Il n'est pas rare, facile à approcher, tolérant et plutôt tranquille. Il vit en hardes parfois importantes, territoriales, composées de femelles et de leur progéniture, éterles des années dernières et cabris de l'année. Quelques jeunes boucs restent parfois attachés à la troupe, les plus âgés errant en solitaires.

Rencontre au premier soleil, un cabri en fourrure

Et la mère en silhouette

Je ne l'avais pas vue, cachée par le talus...

Elle broute, tout en me surveillant

Plus loin, à l'ombre, une femelle aux cornes très écartées en V

Que demander de plus ? Généreux, il offre des comportements variés et intéressants au fil des saisons.

Actuellement, le rut bas son plein.
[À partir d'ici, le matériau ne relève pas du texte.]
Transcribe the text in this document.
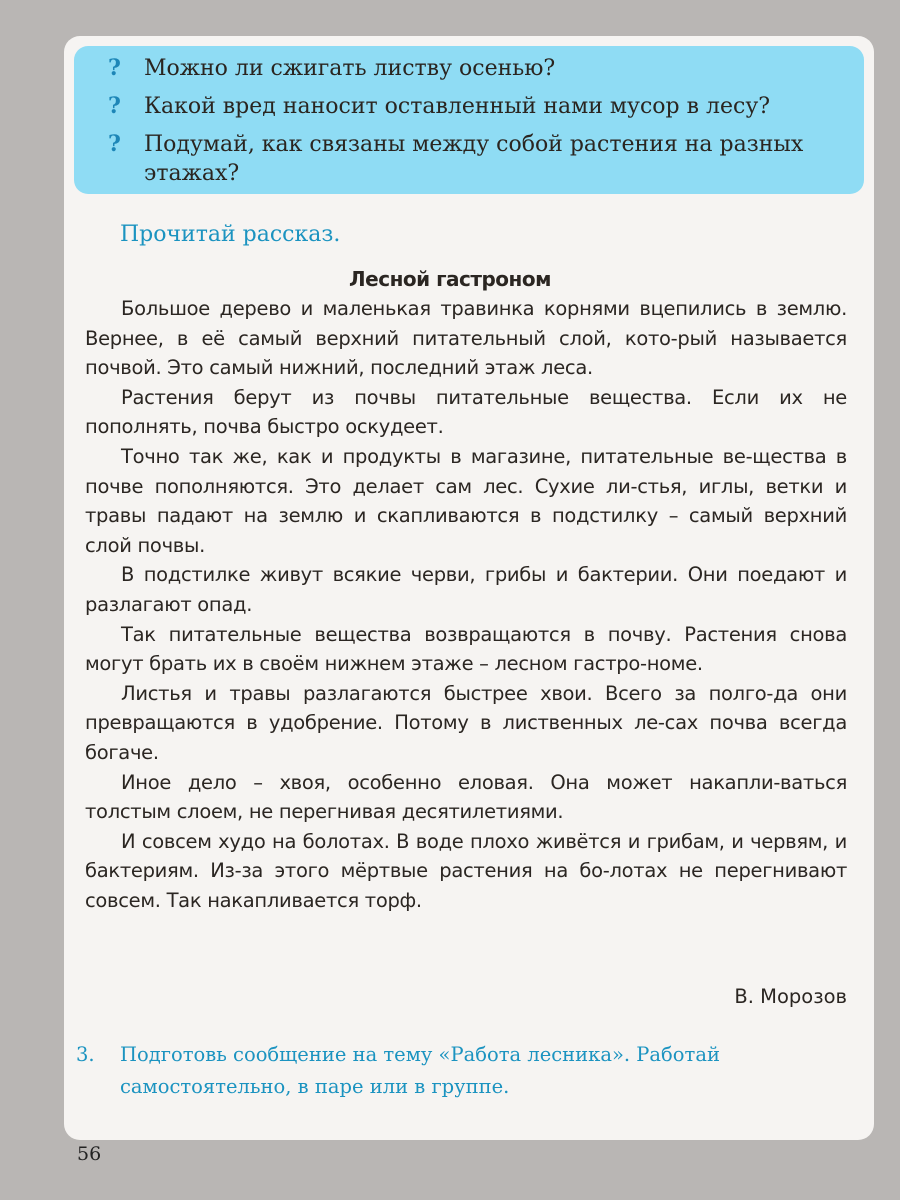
? Можно ли сжигать листву осенью?
? Какой вред наносит оставленный нами мусор в лесу?
? Подумай, как связаны между собой растения на разных этажах?
Прочитай рассказ.
Лесной гастроном

Большое дерево и маленькая травинка корнями вцепились в землю. Вернее, в её самый верхний питательный слой, кото-рый называется почвой. Это самый нижний, последний этаж леса.

Растения берут из почвы питательные вещества. Если их не пополнять, почва быстро оскудеет.

Точно так же, как и продукты в магазине, питательные ве-щества в почве пополняются. Это делает сам лес. Сухие ли-стья, иглы, ветки и травы падают на землю и скапливаются в подстилку – самый верхний слой почвы.

В подстилке живут всякие черви, грибы и бактерии. Они поедают и разлагают опад.

Так питательные вещества возвращаются в почву. Растения снова могут брать их в своём нижнем этаже – лесном гастро-номе.

Листья и травы разлагаются быстрее хвои. Всего за полго-да они превращаются в удобрение. Потому в лиственных ле-сах почва всегда богаче.

Иное дело – хвоя, особенно еловая. Она может накапли-ваться толстым слоем, не перегнивая десятилетиями.

И совсем худо на болотах. В воде плохо живётся и грибам, и червям, и бактериям. Из-за этого мёртвые растения на бо-лотах не перегнивают совсем. Так накапливается торф.

В. Морозов
3. Подготовь сообщение на тему «Работа лесника». Работай самостоятельно, в паре или в группе.
56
Il a commencé dès septembre déjà, s'est un peu calmé pendant la période de chasse - forcément ! - et a bien repris dès mi-octobre. Actuellement cependant, on commence à percevoir des signes d'essoufflement et les accouplements se raréfient.
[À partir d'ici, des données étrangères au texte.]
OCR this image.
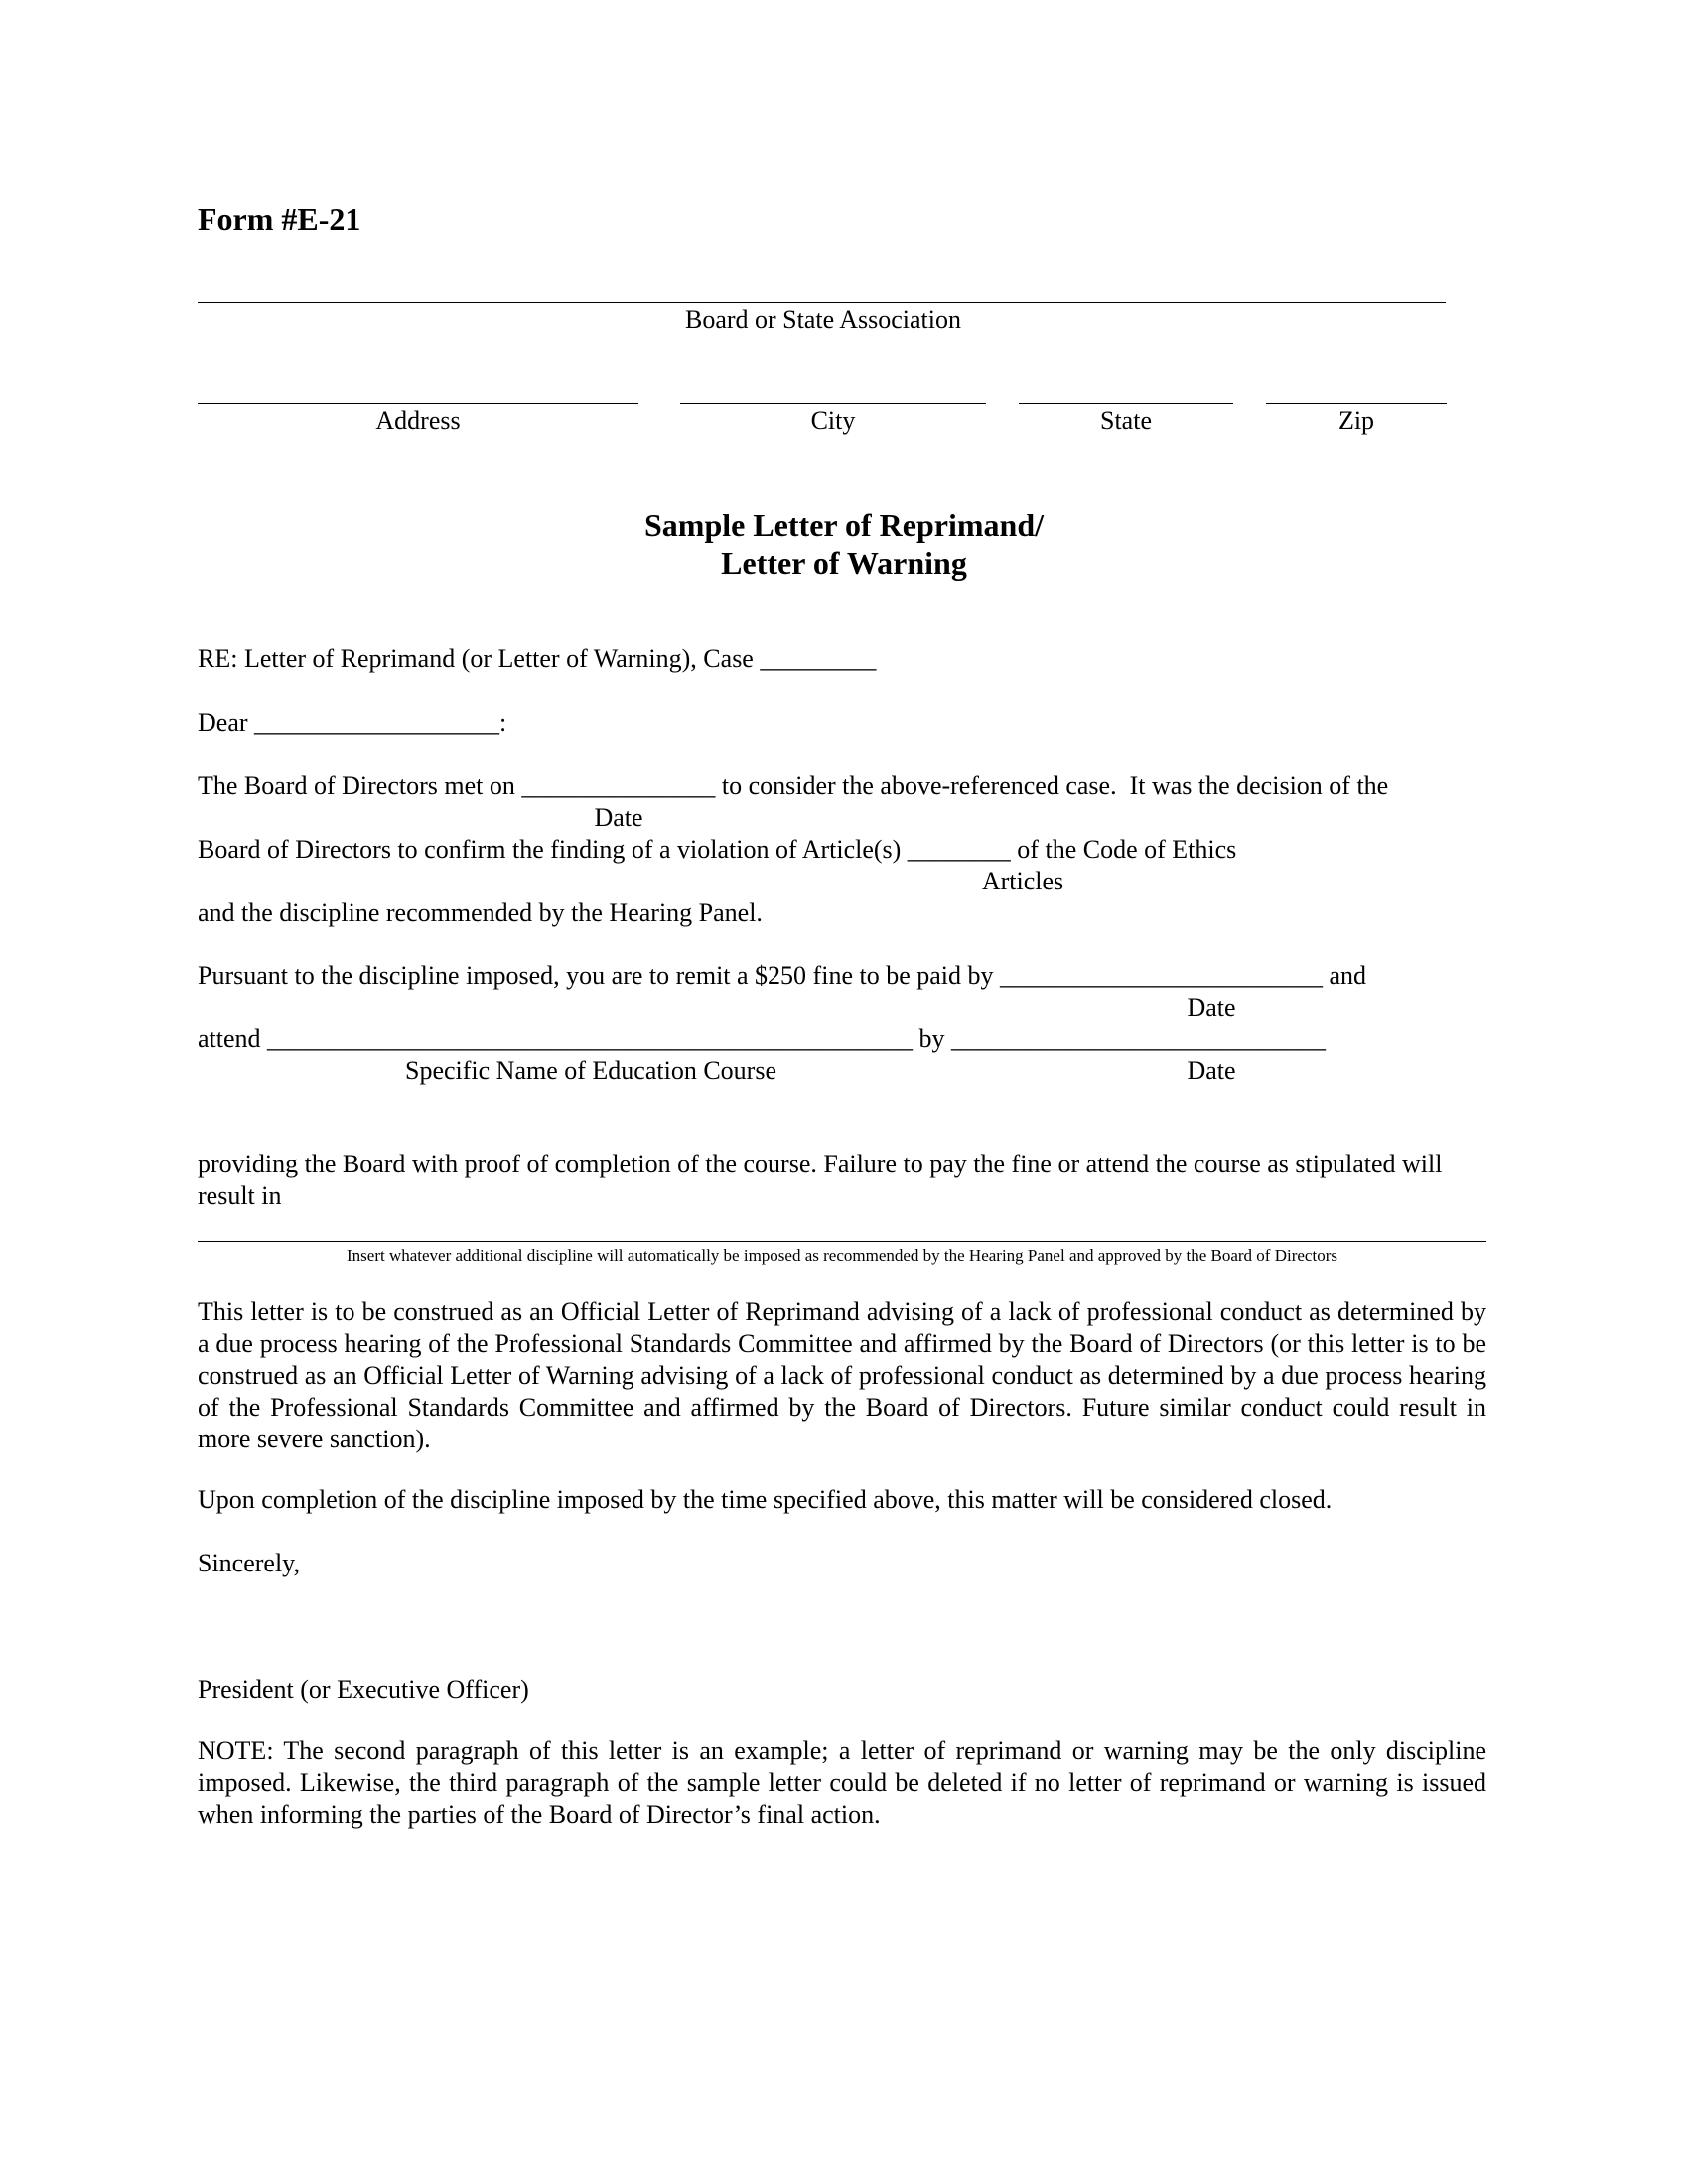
Form #E-21
Board or State Association
Address	City	State	Zip
Sample Letter of Reprimand/
Letter of Warning
RE: Letter of Reprimand (or Letter of Warning), Case _________
Dear ___________________:
The Board of Directors met on _______________ to consider the above-referenced case.  It was the decision of the
Date
Board of Directors to confirm the finding of a violation of Article(s) ________ of the Code of Ethics
Articles
and the discipline recommended by the Hearing Panel.
Pursuant to the discipline imposed, you are to remit a $250 fine to be paid by _________________________ and
Date
attend __________________________________________________ by _____________________________
Specific Name of Education Course	Date
providing the Board with proof of completion of the course. Failure to pay the fine or attend the course as stipulated will result in
Insert whatever additional discipline will automatically be imposed as recommended by the Hearing Panel and approved by the Board of Directors
This letter is to be construed as an Official Letter of Reprimand advising of a lack of professional conduct as determined by a due process hearing of the Professional Standards Committee and affirmed by the Board of Directors (or this letter is to be construed as an Official Letter of Warning advising of a lack of professional conduct as determined by a due process hearing of the Professional Standards Committee and affirmed by the Board of Directors. Future similar conduct could result in more severe sanction).
Upon completion of the discipline imposed by the time specified above, this matter will be considered closed.
Sincerely,
President (or Executive Officer)
NOTE: The second paragraph of this letter is an example; a letter of reprimand or warning may be the only discipline imposed. Likewise, the third paragraph of the sample letter could be deleted if no letter of reprimand or warning is issued when informing the parties of the Board of Director’s final action.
Un bouc surgit de la lisière. Flancs mouillés... encore en rut !

Il descend pour approcher les femelles...

Nerveux, il s'approche

Flehmen, analyse d'urine...

Les boucs, encore très excités s'agitent beaucoup tentant de poursuivre et rameuter les fuyardes de moins en moins soumises. Certains sont encore marqués de l'urine dont ils s'inondent les flancs et ils grimacent tant et plus en flehmens désormais inutiles. Les hormones femelles restent muettes, toutes les.analyses sont négatives. Plus de courses folles, plus de poursuites débridées... La fatigue pousse à l'économie. Seuls quelques jeunes boucs s'évertuent, les dominants ayant déjà rejoint leurs retraites secrètes.

Il marque les herbes mortes de ses glandes ad hoc

Démarrage foudroyant pour tenter de ramener une femelle volage, la terre gicle !

Peine perdue, il retourne en forêt

Dénoncée par son ombre, une femelle se dissimule !

Elle suit le mâle du regard...

Mais elle m'a vu et reste calme en m'observant

25 novembre: Ce matin, le brouillard a givré les pâturages, le soleil se lève sur un paysage pré-hivernal. Un groupe paît tranquillement, se contentant d'un déjeuner d'herbes gelées. Le bouc a quelques véléités de rut... mais se remet à brouter.

Pour le photographe, il faut attendre l'hiver et la neige pour rêver d'images nouvelles.

Patience !

Quelques pâles rayons commencent à illuminer les arbres

Sérénité !

Encore une fois.... en vain !

Allez, on s'y remet ! Frôlés par une lumière rasante.